Relf honored his fallen teammate with his best performance in a Mississippi State uniform. He completed 18 of 23 passes for 281 yards and three touchdowns. He rushed for 30 yards and another score.
The key for MSU coach Dan Mullen was Relf’s ability to check down to second and third reads in the passing game and prevent costly turnovers. Relf’s only turnover was on a hail mary pass at the end of the first half.
The embodiment of that approach was on the 81-yard hookup with running back LaDarius Perkins that set up Vick Ballard’s 1-yard run in the third quarter. Relf scanned the field, saw all of his deep routes were well-covered and went with the safe throw to the speedy Perkins out of the backfield.
“They all want to throw that deep ball,” Mullen said of quarterbacks generally. “But he (Relf) kept his poise, stayed in the pocket and checked down. We’ve told him all year long that when you check it down, good things can happen and now, I have the film to prove it.”

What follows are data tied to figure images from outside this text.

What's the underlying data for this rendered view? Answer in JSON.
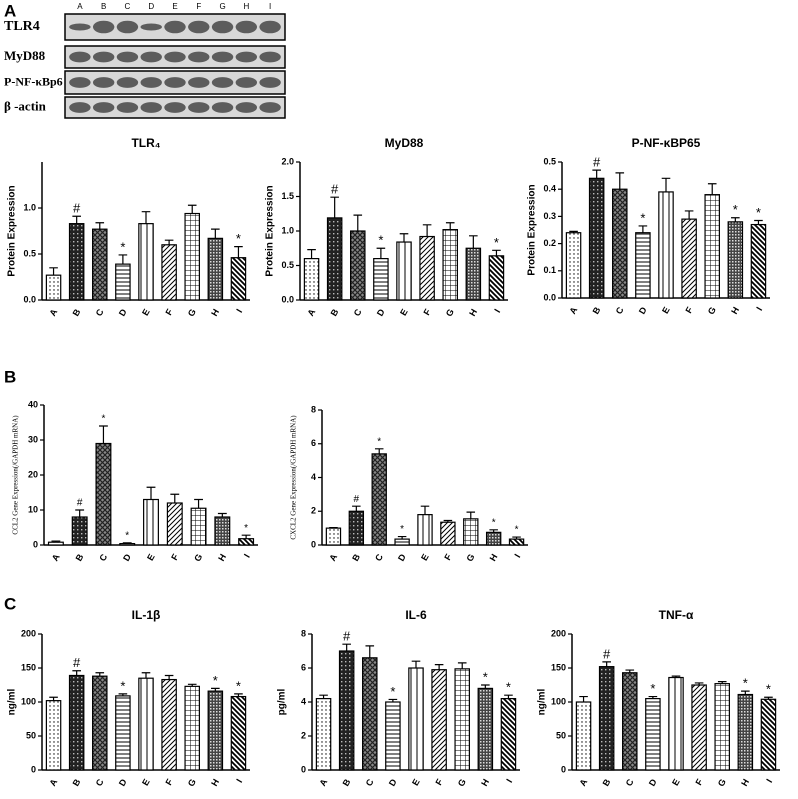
{
  "panel_labels": [
    "A",
    "B",
    "C"
  ],
  "blot": {
    "lanes": [
      "A",
      "B",
      "C",
      "D",
      "E",
      "F",
      "G",
      "H",
      "I"
    ],
    "rows": [
      "TLR4",
      "MyD88",
      "P-NF-κBp6",
      "β -actin"
    ]
  },
  "chart_data": [
    {
      "type": "bar",
      "title": "TLR₄",
      "y_label": "Protein Expression",
      "categories": [
        "A",
        "B",
        "C",
        "D",
        "E",
        "F",
        "G",
        "H",
        "I"
      ],
      "values": [
        0.27,
        0.83,
        0.77,
        0.39,
        0.83,
        0.6,
        0.94,
        0.67,
        0.46
      ],
      "errors": [
        0.08,
        0.08,
        0.07,
        0.1,
        0.13,
        0.05,
        0.09,
        0.1,
        0.12
      ],
      "annotations": [
        null,
        "#",
        null,
        "*",
        null,
        null,
        null,
        null,
        "*"
      ],
      "ylim": [
        0,
        1.5
      ],
      "yticks": [
        {
          "value": 0,
          "label": "0.0"
        },
        0.5,
        {
          "value": 1,
          "label": "1.0"
        }
      ]
    },
    {
      "type": "bar",
      "title": "MyD88",
      "y_label": "Protein Expression",
      "categories": [
        "A",
        "B",
        "C",
        "D",
        "E",
        "F",
        "G",
        "H",
        "I"
      ],
      "values": [
        0.6,
        1.19,
        1.0,
        0.6,
        0.84,
        0.92,
        1.02,
        0.75,
        0.64
      ],
      "errors": [
        0.13,
        0.3,
        0.23,
        0.15,
        0.12,
        0.17,
        0.1,
        0.18,
        0.08
      ],
      "annotations": [
        null,
        "#",
        null,
        "*",
        null,
        null,
        null,
        null,
        "*"
      ],
      "ylim": [
        0,
        2
      ],
      "yticks": [
        {
          "value": 0,
          "label": "0.0"
        },
        0.5,
        {
          "value": 1,
          "label": "1.0"
        },
        1.5,
        {
          "value": 2,
          "label": "2.0"
        }
      ]
    },
    {
      "type": "bar",
      "title": "P-NF-κBP65",
      "y_label": "Protein Expression",
      "categories": [
        "A",
        "B",
        "C",
        "D",
        "E",
        "F",
        "G",
        "H",
        "I"
      ],
      "values": [
        0.24,
        0.44,
        0.4,
        0.24,
        0.39,
        0.29,
        0.38,
        0.28,
        0.27
      ],
      "errors": [
        0.005,
        0.03,
        0.06,
        0.025,
        0.05,
        0.03,
        0.04,
        0.015,
        0.015
      ],
      "annotations": [
        null,
        "#",
        null,
        "*",
        null,
        null,
        null,
        "*",
        "*"
      ],
      "ylim": [
        0,
        0.5
      ],
      "yticks": [
        {
          "value": 0,
          "label": "0.0"
        },
        0.1,
        0.2,
        0.3,
        0.4,
        0.5
      ]
    },
    {
      "type": "bar",
      "y_label": "CCL2 Gene Expression(/GAPDH mRNA)",
      "categories": [
        "A",
        "B",
        "C",
        "D",
        "E",
        "F",
        "G",
        "H",
        "I"
      ],
      "values": [
        0.8,
        8,
        29,
        0.4,
        13,
        12,
        10.5,
        8,
        1.8
      ],
      "errors": [
        0.3,
        2,
        5,
        0.2,
        3.5,
        2.5,
        2.5,
        1,
        1
      ],
      "annotations": [
        null,
        "#",
        "*",
        "*",
        null,
        null,
        null,
        null,
        "*"
      ],
      "ylim": [
        0,
        40
      ],
      "yticks": [
        0,
        10,
        20,
        30,
        40
      ]
    },
    {
      "type": "bar",
      "y_label": "CXCL2 Gene Expression(/GAPDH mRNA)",
      "categories": [
        "A",
        "B",
        "C",
        "D",
        "E",
        "F",
        "G",
        "H",
        "I"
      ],
      "values": [
        1.0,
        2.0,
        5.4,
        0.35,
        1.8,
        1.35,
        1.55,
        0.75,
        0.35
      ],
      "errors": [
        0.03,
        0.3,
        0.3,
        0.15,
        0.5,
        0.1,
        0.4,
        0.15,
        0.12
      ],
      "annotations": [
        null,
        "#",
        "*",
        "*",
        null,
        null,
        null,
        "*",
        "*"
      ],
      "ylim": [
        0,
        8
      ],
      "yticks": [
        0,
        2,
        4,
        6,
        8
      ]
    },
    {
      "type": "bar",
      "title": "IL-1β",
      "y_label": "ng/ml",
      "categories": [
        "A",
        "B",
        "C",
        "D",
        "E",
        "F",
        "G",
        "H",
        "I"
      ],
      "values": [
        102,
        139,
        138,
        109,
        135,
        133,
        123,
        116,
        108
      ],
      "errors": [
        5,
        7,
        5,
        3,
        8,
        6,
        3,
        4,
        4
      ],
      "annotations": [
        null,
        "#",
        null,
        "*",
        null,
        null,
        null,
        "*",
        "*"
      ],
      "ylim": [
        0,
        200
      ],
      "yticks": [
        0,
        50,
        100,
        150,
        200
      ]
    },
    {
      "type": "bar",
      "title": "IL-6",
      "y_label": "pg/ml",
      "categories": [
        "A",
        "B",
        "C",
        "D",
        "E",
        "F",
        "G",
        "H",
        "I"
      ],
      "values": [
        4.2,
        7.0,
        6.6,
        4.0,
        6.0,
        5.9,
        5.95,
        4.8,
        4.2
      ],
      "errors": [
        0.2,
        0.4,
        0.7,
        0.15,
        0.4,
        0.3,
        0.35,
        0.2,
        0.2
      ],
      "annotations": [
        null,
        "#",
        null,
        "*",
        null,
        null,
        null,
        "*",
        "*"
      ],
      "ylim": [
        0,
        8
      ],
      "yticks": [
        0,
        2,
        4,
        6,
        8
      ]
    },
    {
      "type": "bar",
      "title": "TNF-α",
      "y_label": "ng/ml",
      "categories": [
        "A",
        "B",
        "C",
        "D",
        "E",
        "F",
        "G",
        "H",
        "I"
      ],
      "values": [
        100,
        152,
        143,
        105,
        136,
        125,
        127,
        111,
        104
      ],
      "errors": [
        8,
        7,
        4,
        3,
        2,
        3,
        3,
        5,
        3
      ],
      "annotations": [
        null,
        "#",
        null,
        "*",
        null,
        null,
        null,
        "*",
        "*"
      ],
      "ylim": [
        0,
        200
      ],
      "yticks": [
        0,
        50,
        100,
        150,
        200
      ]
    }
  ]
}
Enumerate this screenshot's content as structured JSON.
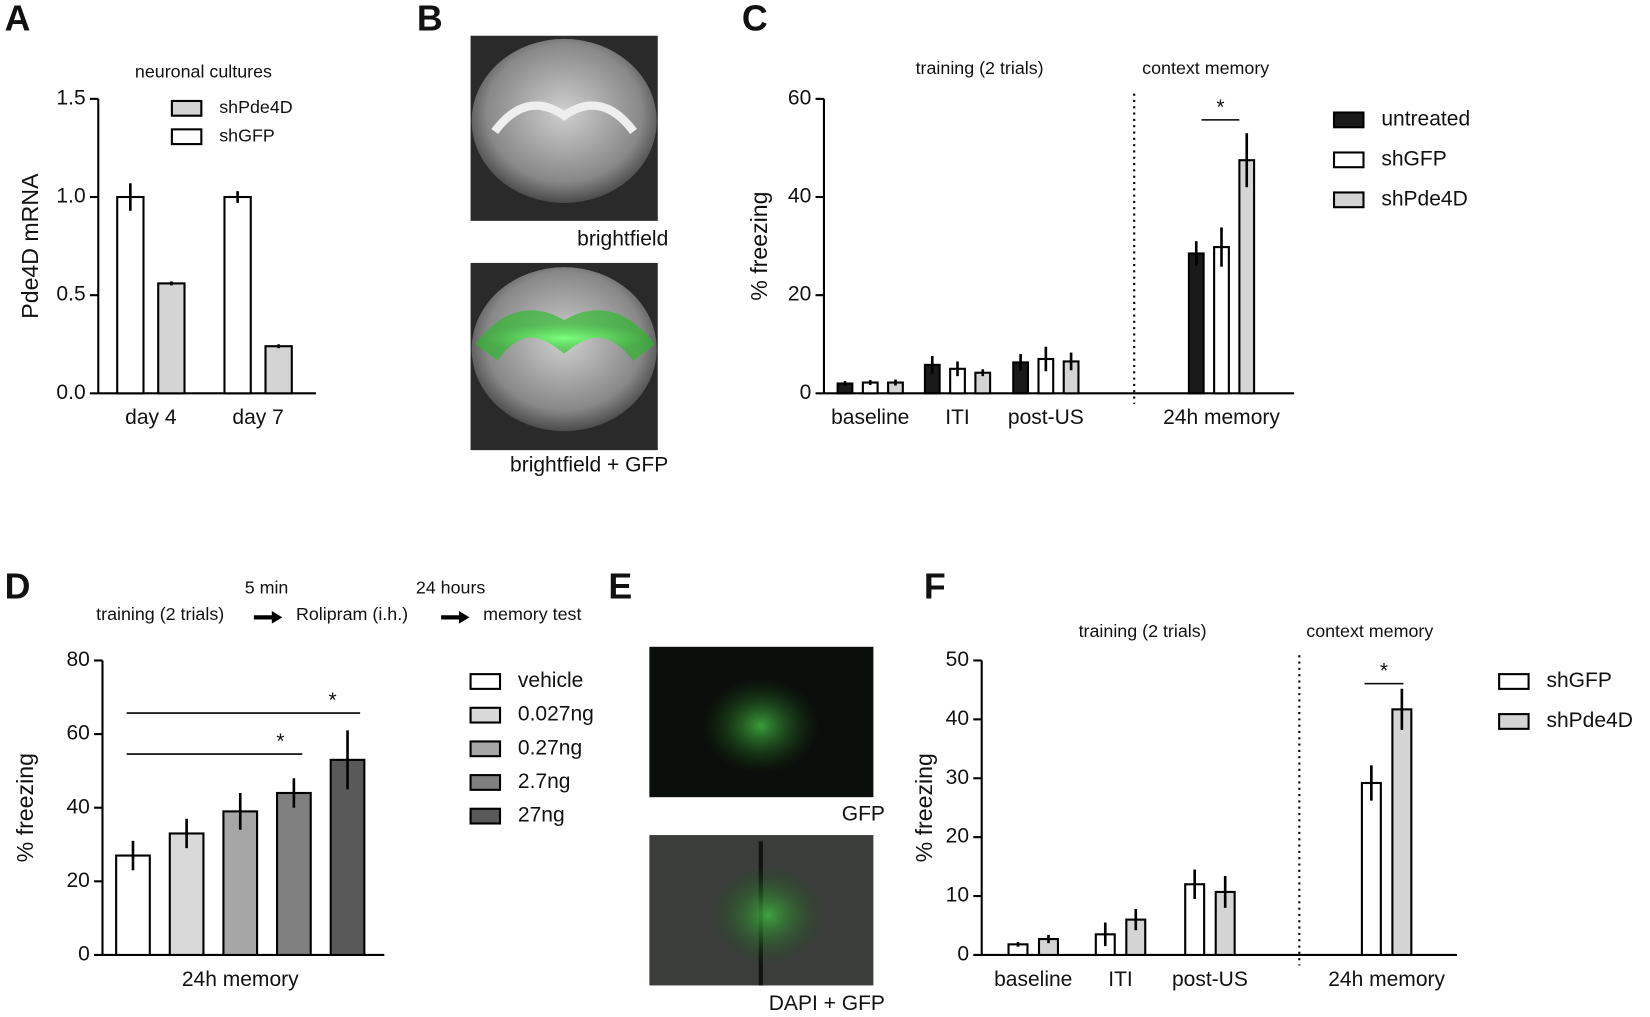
{
  "panels": [
    "A",
    "B",
    "C",
    "D",
    "E",
    "F"
  ],
  "images": [
    "brightfield",
    "brightfield + GFP",
    "GFP",
    "DAPI + GFP"
  ],
  "protocol": {
    "steps": [
      "training (2 trials)",
      "Rolipram (i.h.)",
      "memory test"
    ],
    "intervals": [
      "5 min",
      "24 hours"
    ]
  },
  "chart_data": [
    {
      "type": "bar",
      "subtitle": "neuronal cultures",
      "ylabel": "Pde4D mRNA",
      "categories": [
        "day 4",
        "day 7"
      ],
      "series": [
        {
          "name": "shGFP",
          "color": "#ffffff",
          "values": [
            1.0,
            1.0
          ],
          "errors": [
            0.07,
            0.03
          ]
        },
        {
          "name": "shPde4D",
          "color": "#d4d4d4",
          "values": [
            0.56,
            0.24
          ],
          "errors": [
            0.01,
            0.01
          ]
        }
      ],
      "ylim": [
        0,
        1.5
      ],
      "yticks": [
        {
          "value": 0,
          "label": "0.0"
        },
        0.5,
        {
          "value": 1,
          "label": "1.0"
        },
        1.5
      ]
    },
    {
      "type": "bar",
      "ylabel": "% freezing",
      "sections": [
        "training (2 trials)",
        "context memory"
      ],
      "annotations": [
        "*"
      ],
      "categories": [
        "baseline",
        "ITI",
        "post-US",
        "24h memory"
      ],
      "series": [
        {
          "name": "untreated",
          "color": "#1a1a1a",
          "values": [
            2,
            5.8,
            6.3,
            28.5
          ],
          "errors": [
            0.5,
            1.8,
            1.7,
            2.5
          ]
        },
        {
          "name": "shGFP",
          "color": "#ffffff",
          "values": [
            2.2,
            5,
            7,
            29.8
          ],
          "errors": [
            0.5,
            1.5,
            2.5,
            4
          ]
        },
        {
          "name": "shPde4D",
          "color": "#d4d4d4",
          "values": [
            2.2,
            4.2,
            6.5,
            47.5
          ],
          "errors": [
            0.6,
            0.7,
            1.8,
            5.5
          ]
        }
      ],
      "ylim": [
        0,
        60
      ],
      "yticks": [
        0,
        20,
        40,
        60
      ]
    },
    {
      "type": "bar",
      "ylabel": "% freezing",
      "annotations": [
        "*",
        "*"
      ],
      "categories": [
        "24h memory"
      ],
      "series": [
        {
          "name": "vehicle",
          "color": "#ffffff",
          "values": [
            27
          ],
          "errors": [
            4
          ]
        },
        {
          "name": "0.027ng",
          "color": "#d9d9d9",
          "values": [
            33
          ],
          "errors": [
            4
          ]
        },
        {
          "name": "0.27ng",
          "color": "#a6a6a6",
          "values": [
            39
          ],
          "errors": [
            5
          ]
        },
        {
          "name": "2.7ng",
          "color": "#808080",
          "values": [
            44
          ],
          "errors": [
            4
          ]
        },
        {
          "name": "27ng",
          "color": "#595959",
          "values": [
            53
          ],
          "errors": [
            8
          ]
        }
      ],
      "ylim": [
        0,
        80
      ],
      "yticks": [
        0,
        20,
        40,
        60,
        80
      ]
    },
    {
      "type": "bar",
      "ylabel": "% freezing",
      "sections": [
        "training (2 trials)",
        "context memory"
      ],
      "annotations": [
        "*"
      ],
      "categories": [
        "baseline",
        "ITI",
        "post-US",
        "24h memory"
      ],
      "series": [
        {
          "name": "shGFP",
          "color": "#ffffff",
          "values": [
            1.8,
            3.5,
            12,
            29.2
          ],
          "errors": [
            0.4,
            2,
            2.5,
            3
          ]
        },
        {
          "name": "shPde4D",
          "color": "#d4d4d4",
          "values": [
            2.7,
            6,
            10.7,
            41.7
          ],
          "errors": [
            0.7,
            1.8,
            2.7,
            3.5
          ]
        }
      ],
      "ylim": [
        0,
        50
      ],
      "yticks": [
        0,
        10,
        20,
        30,
        40,
        50
      ]
    }
  ]
}
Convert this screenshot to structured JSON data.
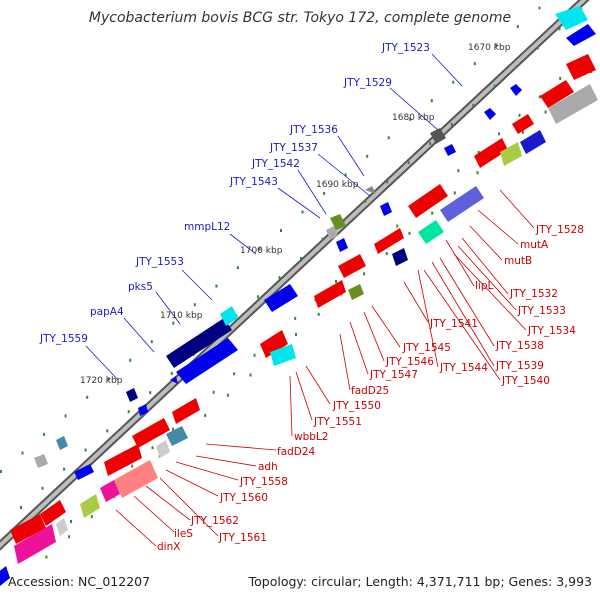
{
  "title": "Mycobacterium bovis BCG str. Tokyo 172, complete genome",
  "footer": {
    "accession": "Accession: NC_012207",
    "summary": "Topology: circular; Length: 4,371,711 bp; Genes: 3,993"
  },
  "colors": {
    "label_plus": "#1a1acc",
    "label_minus": "#cc0000",
    "backbone": "#999999",
    "tick": "#2e8b2e",
    "gene_plus": "#0000ee",
    "gene_minus": "#ee0000"
  },
  "scale_labels": [
    "1670 kbp",
    "1680 kbp",
    "1690 kbp",
    "1700 kbp",
    "1710 kbp",
    "1720 kbp"
  ],
  "plus_labels": [
    "JTY_1523",
    "JTY_1529",
    "JTY_1536",
    "JTY_1537",
    "JTY_1542",
    "JTY_1543",
    "mmpL12",
    "JTY_1553",
    "pks5",
    "papA4",
    "JTY_1559"
  ],
  "minus_labels": [
    "JTY_1528",
    "mutA",
    "mutB",
    "JTY_1532",
    "lipL",
    "JTY_1533",
    "JTY_1534",
    "JTY_1538",
    "JTY_1539",
    "JTY_1540",
    "JTY_1541",
    "JTY_1544",
    "JTY_1545",
    "JTY_1546",
    "JTY_1547",
    "fadD25",
    "JTY_1550",
    "JTY_1551",
    "wbbL2",
    "fadD24",
    "adh",
    "JTY_1558",
    "JTY_1560",
    "JTY_1562",
    "ileS",
    "JTY_1561",
    "dinX"
  ]
}
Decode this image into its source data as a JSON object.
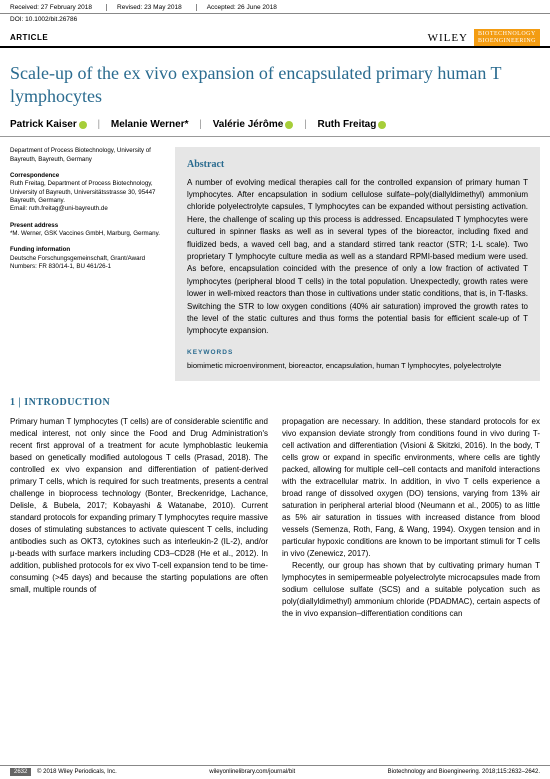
{
  "meta": {
    "received": "Received: 27 February 2018",
    "revised": "Revised: 23 May 2018",
    "accepted": "Accepted: 26 June 2018",
    "doi": "DOI: 10.1002/bit.26786"
  },
  "header": {
    "article_type": "ARTICLE",
    "publisher": "WILEY",
    "journal_line1": "BIOTECHNOLOGY",
    "journal_line2": "BIOENGINEERING"
  },
  "title": "Scale-up of the ex vivo expansion of encapsulated primary human T lymphocytes",
  "authors": {
    "a1": "Patrick Kaiser",
    "a2": "Melanie Werner*",
    "a3": "Valérie Jérôme",
    "a4": "Ruth Freitag"
  },
  "left": {
    "affil": "Department of Process Biotechnology, University of Bayreuth, Bayreuth, Germany",
    "corr_lbl": "Correspondence",
    "corr": "Ruth Freitag, Department of Process Biotechnology, University of Bayreuth, Universitätsstrasse 30, 95447 Bayreuth, Germany.",
    "email": "Email: ruth.freitag@uni-bayreuth.de",
    "pres_lbl": "Present address",
    "pres": "*M. Werner, GSK Vaccines GmbH, Marburg, Germany.",
    "fund_lbl": "Funding information",
    "fund": "Deutsche Forschungsgemeinschaft, Grant/Award Numbers: FR 830/14-1, BU 461/26-1"
  },
  "abstract": {
    "heading": "Abstract",
    "text": "A number of evolving medical therapies call for the controlled expansion of primary human T lymphocytes. After encapsulation in sodium cellulose sulfate–poly(diallyldimethyl) ammonium chloride polyelectrolyte capsules, T lymphocytes can be expanded without persisting activation. Here, the challenge of scaling up this process is addressed. Encapsulated T lymphocytes were cultured in spinner flasks as well as in several types of the bioreactor, including fixed and fluidized beds, a waved cell bag, and a standard stirred tank reactor (STR; 1-L scale). Two proprietary T lymphocyte culture media as well as a standard RPMI-based medium were used. As before, encapsulation coincided with the presence of only a low fraction of activated T lymphocytes (peripheral blood T cells) in the total population. Unexpectedly, growth rates were lower in well-mixed reactors than those in cultivations under static conditions, that is, in T-flasks. Switching the STR to low oxygen conditions (40% air saturation) improved the growth rates to the level of the static cultures and thus forms the potential basis for efficient scale-up of T lymphocyte expansion.",
    "kw_lbl": "KEYWORDS",
    "kw": "biomimetic microenvironment, bioreactor, encapsulation, human T lymphocytes, polyelectrolyte"
  },
  "intro": {
    "heading": "1 | INTRODUCTION",
    "col1": "Primary human T lymphocytes (T cells) are of considerable scientific and medical interest, not only since the Food and Drug Administration's recent first approval of a treatment for acute lymphoblastic leukemia based on genetically modified autologous T cells (Prasad, 2018). The controlled ex vivo expansion and differentiation of patient-derived primary T cells, which is required for such treatments, presents a central challenge in bioprocess technology (Bonter, Breckenridge, Lachance, Delisle, & Bubela, 2017; Kobayashi & Watanabe, 2010). Current standard protocols for expanding primary T lymphocytes require massive doses of stimulating substances to activate quiescent T cells, including antibodies such as OKT3, cytokines such as interleukin-2 (IL-2), and/or μ-beads with surface markers including CD3–CD28 (He et al., 2012). In addition, published protocols for ex vivo T-cell expansion tend to be time-consuming (>45 days) and because the starting populations are often small, multiple rounds of",
    "col2a": "propagation are necessary. In addition, these standard protocols for ex vivo expansion deviate strongly from conditions found in vivo during T-cell activation and differentiation (Visioni & Skitzki, 2016). In the body, T cells grow or expand in specific environments, where cells are tightly packed, allowing for multiple cell–cell contacts and manifold interactions with the extracellular matrix. In addition, in vivo T cells experience a broad range of dissolved oxygen (DO) tensions, varying from 13% air saturation in peripheral arterial blood (Neumann et al., 2005) to as little as 5% air saturation in tissues with increased distance from blood vessels (Semenza, Roth, Fang, & Wang, 1994). Oxygen tension and in particular hypoxic conditions are known to be important stimuli for T cells in vivo (Zenewicz, 2017).",
    "col2b": "Recently, our group has shown that by cultivating primary human T lymphocytes in semipermeable polyelectrolyte microcapsules made from sodium cellulose sulfate (SCS) and a suitable polycation such as poly(diallyldimethyl) ammonium chloride (PDADMAC), certain aspects of the in vivo expansion–differentiation conditions can"
  },
  "footer": {
    "page": "2632",
    "copyright": "© 2018 Wiley Periodicals, Inc.",
    "url": "wileyonlinelibrary.com/journal/bit",
    "citation": "Biotechnology and Bioengineering. 2018;115:2632–2642."
  },
  "colors": {
    "accent": "#2a6b8f",
    "orange": "#f39c12",
    "abstract_bg": "#e6e6e6"
  }
}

Relf adjusted to not having top receiver Chad Bumphis in the lineup and spread the ball around to seven different receivers.
On the other side of the coin, Robinson was electric on Michigan’s opening drive, looking like the Heisman candidate of September with 46 yards rushing.
But the Mississippi State defense did a good job of containing him in the pocket. While he completed 27 of 41 passes for 254 yards and two touchdowns, he was definitely out of his element as he rushed for only 23 yards after the opening drive. He was not sacked, but took plenty of punishment and finished with a season-low 59 rushing yards.
The key was not overrushing lanes and keeping outside containment by the front seven.
“The guys did a great job and it was the same thing we had to do against (Jeremiah) Masoli,” MSU defensive coordinator Manny Diaz said. “You have to be disciplined. We sort of kept him in the pocket and I thought we did a great job of dictating where the game was going to be played. I thought our guys won that battle.”
Robinson said Michigan’s offensive struggles were self-inflicted and not a function of SEC speed on defense.
“We just didn’t execute,” the sophomore quarterback said. “We didn’t play Michigan football. We didn’t have our tempo going. They were out there running with us and playing with us. They were no different than a Big Ten team.”